Background: Exposure to ionizing radiation may lead to chronic upregulation of inflammatory
mediators and pro-oxidant enzymes, which give rise to continuous production of reactive
oxygen species (ROS). NADPH oxidases are among the most important ROS producing enzymes.
Their upregulation is associated with DNA damage and genomic instability. In the present
study, we sought to determine the expressions of NADPH oxidases; NOX2 and NOX4, in rat’s lung
following whole body or pelvis irradiation. In addition, we evaluated the protective effect of melatonin
on the expressions of NOX2 and NOX4, as well as oxidative DNA injury.

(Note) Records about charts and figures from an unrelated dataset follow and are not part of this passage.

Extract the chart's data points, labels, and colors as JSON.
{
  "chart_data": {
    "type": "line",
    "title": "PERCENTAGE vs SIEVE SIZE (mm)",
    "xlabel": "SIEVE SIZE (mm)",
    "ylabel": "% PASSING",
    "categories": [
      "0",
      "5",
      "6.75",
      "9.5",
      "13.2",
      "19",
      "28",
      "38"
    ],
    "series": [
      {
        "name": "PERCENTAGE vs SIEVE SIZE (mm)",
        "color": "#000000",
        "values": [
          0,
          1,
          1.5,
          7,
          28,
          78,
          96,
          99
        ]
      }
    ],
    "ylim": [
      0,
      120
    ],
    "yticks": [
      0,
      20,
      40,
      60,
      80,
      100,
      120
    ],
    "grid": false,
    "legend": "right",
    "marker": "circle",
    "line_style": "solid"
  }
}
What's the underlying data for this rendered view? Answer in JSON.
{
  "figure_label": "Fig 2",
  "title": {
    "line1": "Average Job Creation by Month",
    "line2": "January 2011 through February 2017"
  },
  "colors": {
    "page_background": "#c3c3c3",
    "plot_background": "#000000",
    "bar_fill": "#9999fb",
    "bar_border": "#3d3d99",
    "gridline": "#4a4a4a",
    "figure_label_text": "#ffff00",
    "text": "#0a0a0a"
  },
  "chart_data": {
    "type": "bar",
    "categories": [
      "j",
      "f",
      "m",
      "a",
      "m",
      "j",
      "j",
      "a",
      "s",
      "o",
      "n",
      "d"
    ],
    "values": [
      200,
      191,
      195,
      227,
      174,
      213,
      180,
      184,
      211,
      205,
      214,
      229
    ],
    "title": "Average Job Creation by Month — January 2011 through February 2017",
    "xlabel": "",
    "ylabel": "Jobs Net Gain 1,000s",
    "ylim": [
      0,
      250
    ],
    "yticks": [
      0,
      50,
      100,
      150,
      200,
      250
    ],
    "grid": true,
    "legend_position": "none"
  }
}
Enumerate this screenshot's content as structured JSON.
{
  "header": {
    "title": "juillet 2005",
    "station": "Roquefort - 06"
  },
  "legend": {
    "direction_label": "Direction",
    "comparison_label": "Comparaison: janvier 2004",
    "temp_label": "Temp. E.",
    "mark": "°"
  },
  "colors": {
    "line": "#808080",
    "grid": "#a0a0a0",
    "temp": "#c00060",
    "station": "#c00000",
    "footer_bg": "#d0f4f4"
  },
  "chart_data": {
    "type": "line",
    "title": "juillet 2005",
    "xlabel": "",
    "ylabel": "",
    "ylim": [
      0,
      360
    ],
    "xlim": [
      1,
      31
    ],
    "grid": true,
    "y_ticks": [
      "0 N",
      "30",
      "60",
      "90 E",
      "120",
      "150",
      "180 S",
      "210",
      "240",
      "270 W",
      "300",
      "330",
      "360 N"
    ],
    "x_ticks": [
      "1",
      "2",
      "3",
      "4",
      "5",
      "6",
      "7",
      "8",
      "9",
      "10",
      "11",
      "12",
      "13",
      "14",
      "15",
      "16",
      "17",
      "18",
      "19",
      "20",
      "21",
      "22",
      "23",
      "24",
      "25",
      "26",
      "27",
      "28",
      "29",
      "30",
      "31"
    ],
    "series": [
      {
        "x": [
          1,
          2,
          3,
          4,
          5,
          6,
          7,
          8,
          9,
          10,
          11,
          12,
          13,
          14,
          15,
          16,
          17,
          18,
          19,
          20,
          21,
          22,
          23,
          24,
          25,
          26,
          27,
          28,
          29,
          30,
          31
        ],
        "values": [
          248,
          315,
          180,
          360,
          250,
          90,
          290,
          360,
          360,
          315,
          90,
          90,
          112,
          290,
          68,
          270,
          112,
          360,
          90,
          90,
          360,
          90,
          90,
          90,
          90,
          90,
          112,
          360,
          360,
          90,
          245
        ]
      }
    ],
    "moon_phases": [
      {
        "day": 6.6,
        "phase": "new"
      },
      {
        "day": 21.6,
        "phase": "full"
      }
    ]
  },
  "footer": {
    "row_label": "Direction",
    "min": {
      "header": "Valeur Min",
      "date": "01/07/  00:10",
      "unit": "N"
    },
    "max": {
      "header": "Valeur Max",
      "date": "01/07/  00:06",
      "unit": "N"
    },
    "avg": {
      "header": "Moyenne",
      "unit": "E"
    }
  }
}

Methods: 35 male rats were divided into 7 groups, G1: control; G2: melatonin (100 mg/kg) treatment;
G3: whole body irradiation (2 Gy); G4: melatonin plus whole body irradiation; G5: local
irradiation to pelvis area; G6: melatonin treatment plus 2 Gy gamma rays to pelvis area; G7: scatter
group. All the rats were sacrificed after 24 h. afterwards, the expressions of TGFβR1, Smad2, NF-
κB, NOX2 and NOX4 were detected using real-time PCR. Also, the level of 8-OHdG was detected
by ELISA, and NOX2 and NOX4 protein levels were detected by western blot.
Results: Whole body irradiation led to the upregulation of all genes, while local pelvis irradiation
caused upregulation of TGFβR1, NF-κB, NOX2 and NOX4, as well as protein levels of NOX2 and
NOX4. Treatment with melatonin reduced the expressions of these genes and also alleviated oxidative
injury in both targeted and non-targeted lung tissues. Results also showed no significant reduction
for NOX2 and NOX4 in bystander tissues following melatonin treatment.
Conclusion: It is possible that upregulation of NOX2 and NOX4 is involved in radiation-induced
targeted and non-targeted lung injury. Melatonin may reduce oxidative stress following upregulation
of these enzymes in directly irradiated lung tissues but not for bystander.